City officials introduced the non-native eastern grey squirrel into Golden Gate Park because it is a charismatic species comfortable around people. The native California ground squirrel, on the other hand, was viewed as a pest due to all the burrows they dig.

Prime Real Estate is set on the background of an 1890s real estate map, a record of San Francisco’s constantly changing landscape and the era in which the eastern grey squirrels were introduced. An Amazon Prime box, a symbol of regional transformation and globalization, delivers eastern grey squirrels to Golden Gate Park while the California ground squirrel looks on, facing an uncertain future.

30” x 30” Latex + acrylic on wood panel

The Innovators

With a pair of ravens weaving a nest of iPhone chargers in a eucalyptus tree, The Innovators challenges our perceptions of the relationship between the region’s native and non-native species.

Eucalyptus was brought to the Bay Area in hopes that the fast-growing trees could offer a ready supply of building material for a booming city. While the trees create thick groves that residents have come to love, they provide poor wood for construction and their foliage offers little nourishment to local fauna.

The native ravens, opportunistic and intelligent birds, have learned to take advantage of the eucalyptus. Highly adaptable tool-makers, ravens have the capacity to significantly shape their communities in profound ways.

Technology companies like Apple have shaped the Bay Area’s urban ecosystem in its own right. The ravens, at ease in this shifting landscape, use resources foreign to their natural regional habitat to create a home.

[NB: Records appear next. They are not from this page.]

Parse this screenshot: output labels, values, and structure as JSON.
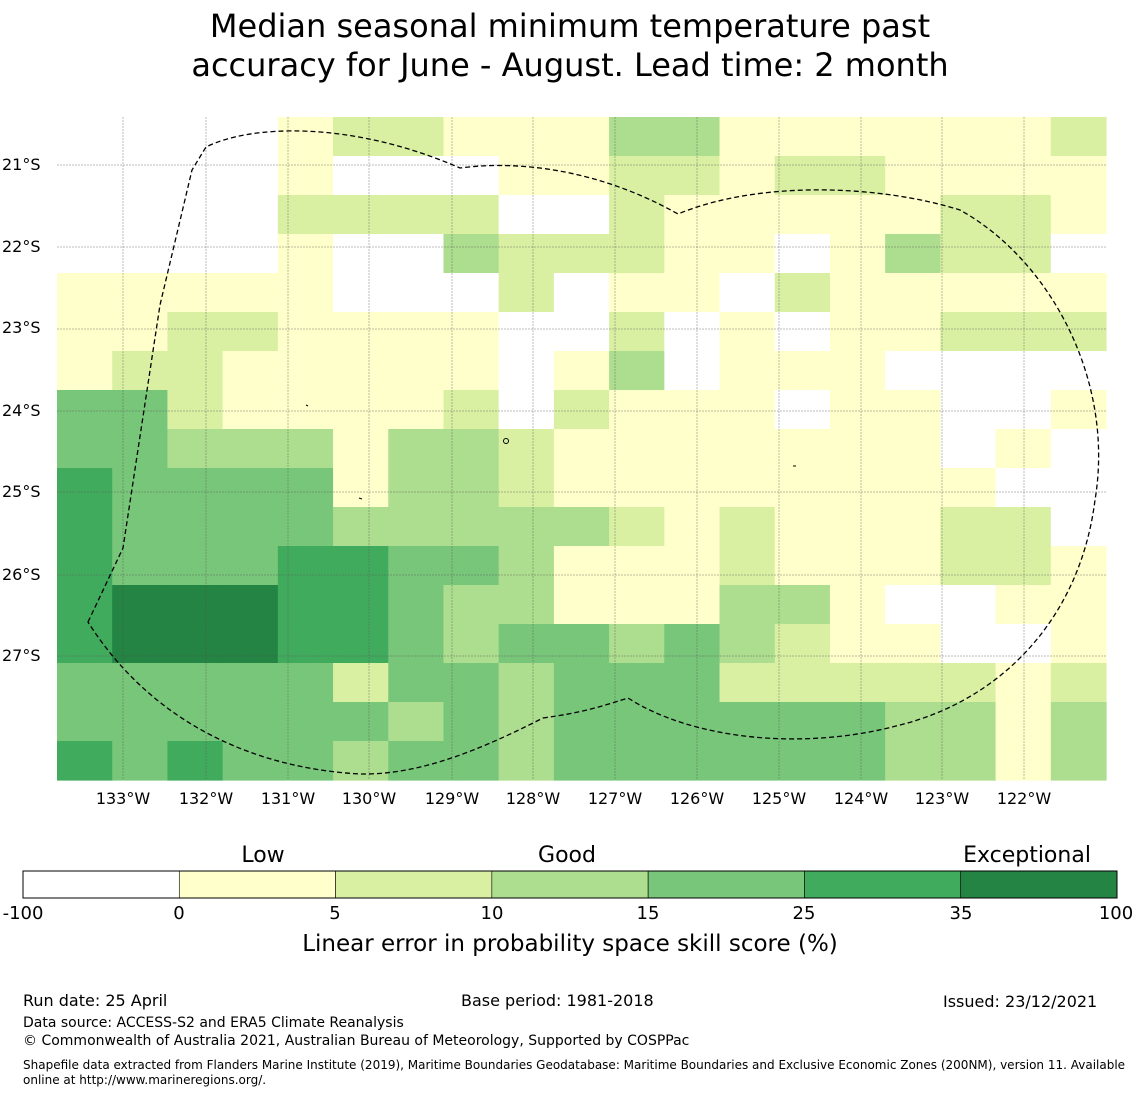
{
  "title": {
    "line1": "Median seasonal minimum temperature past",
    "line2": "accuracy for June - August. Lead time: 2 month"
  },
  "map": {
    "lat_labels": [
      "21°S",
      "22°S",
      "23°S",
      "24°S",
      "25°S",
      "26°S",
      "27°S"
    ],
    "lon_labels": [
      "133°W",
      "132°W",
      "131°W",
      "130°W",
      "129°W",
      "128°W",
      "127°W",
      "126°W",
      "125°W",
      "124°W",
      "123°W",
      "122°W"
    ],
    "category_colors": [
      "#ffffff",
      "#ffffcc",
      "#d9f0a3",
      "#addd8e",
      "#78c679",
      "#41ab5d",
      "#238443"
    ],
    "grid_categories": [
      "xxxx122111331111112",
      "xxxx100011221221111",
      "xxxx222200211111221",
      "xxxx100322211013220",
      "1111100020110211111",
      "1122111100201011222",
      "1221111101301110000",
      "4421111202111011001",
      "4433313321111111010",
      "5444413321111111100",
      "5444433333212111220",
      "5444554431112111221",
      "5666554331113310011",
      "5666554344343211001",
      "4444424434442222212",
      "4444443434444443313",
      "5454434434444443313"
    ]
  },
  "colorbar": {
    "categories": [
      "Low",
      "Good",
      "Exceptional"
    ],
    "ticks": [
      "-100",
      "0",
      "5",
      "10",
      "15",
      "25",
      "35",
      "100"
    ],
    "label": "Linear error in probability space skill score (%)"
  },
  "footer": {
    "run_date": "Run date: 25 April",
    "base_period": "Base period: 1981-2018",
    "issued": "Issued: 23/12/2021",
    "data_source": "Data source: ACCESS-S2 and ERA5 Climate Reanalysis",
    "copyright": "© Commonwealth of Australia 2021, Australian Bureau of Meteorology, Supported by COSPPac",
    "shapefile_line1": "Shapefile data extracted from Flanders Marine Institute (2019), Maritime Boundaries Geodatabase: Maritime Boundaries and Exclusive Economic Zones (200NM), version 11. Available",
    "shapefile_line2": "online at http://www.marineregions.org/."
  }
}
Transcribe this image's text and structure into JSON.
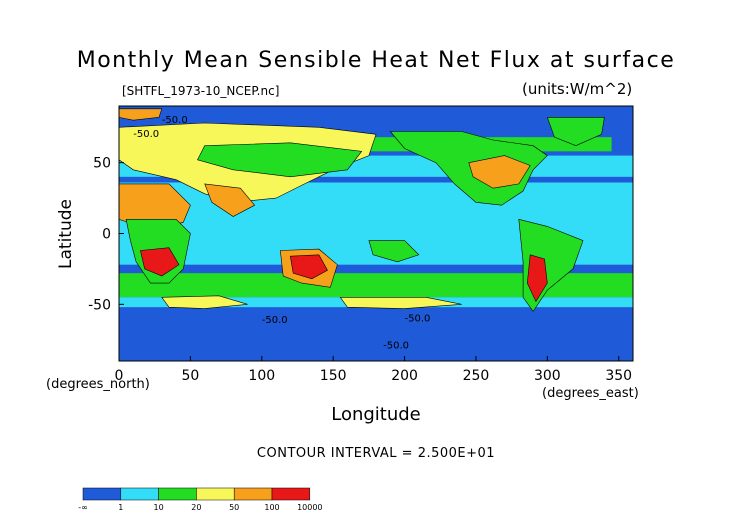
{
  "chart_data": {
    "type": "heatmap",
    "title": "Monthly Mean Sensible Heat Net Flux at surface",
    "subtitle_left": "[SHTFL_1973-10_NCEP.nc]",
    "subtitle_right": "(units:W/m^2)",
    "xlabel": "Longitude",
    "ylabel": "Latitude",
    "x_unit": "(degrees_east)",
    "y_unit": "(degrees_north)",
    "xlim": [
      0,
      360
    ],
    "ylim": [
      -90,
      90
    ],
    "x_ticks": [
      "0",
      "50",
      "100",
      "150",
      "200",
      "250",
      "300",
      "350"
    ],
    "x_tick_values": [
      0,
      50,
      100,
      150,
      200,
      250,
      300,
      350
    ],
    "y_ticks": [
      "50",
      "0",
      "-50"
    ],
    "y_tick_values": [
      50,
      0,
      -50
    ],
    "contour_interval_text": "CONTOUR INTERVAL = 2.500E+01",
    "contour_labels": [
      "-50.0",
      "-50.0",
      "-50.0",
      "-50.0",
      "-50.0"
    ],
    "colorbar": {
      "labels": [
        "-∞",
        "1",
        "10",
        "20",
        "50",
        "100",
        "10000"
      ],
      "colors": [
        "#1f5ad9",
        "#33ddf7",
        "#22dd22",
        "#f7f75a",
        "#f7a01c",
        "#e81818"
      ]
    },
    "background_color": "#1f5ad9"
  }
}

30” x 30” Latex + acrylic on wood panel

Turf Wars

Turf Wars examines the relationship between two native predators, the fox and coyote, in a battle of public opinion. A family of foxes dens on Facebook’s Menlo Park campus and have become a beloved mascot at company headquarters, with their own Facebook fan page with more than 100,000 likes. Coyotes, meanwhile, have faced public condemnation for occasionally attacking pet dogs.

Here, the fox and coyote are playing tug-of-war over the fox’s Facebook lanyard, stretched in the triangular shape of a food web. The battle takes place atop a parking space, a scarce commodity in the Bay Area. The image of invasive, quick-growing cape ivy wallpapers the background in a repetitive, fabricated pattern.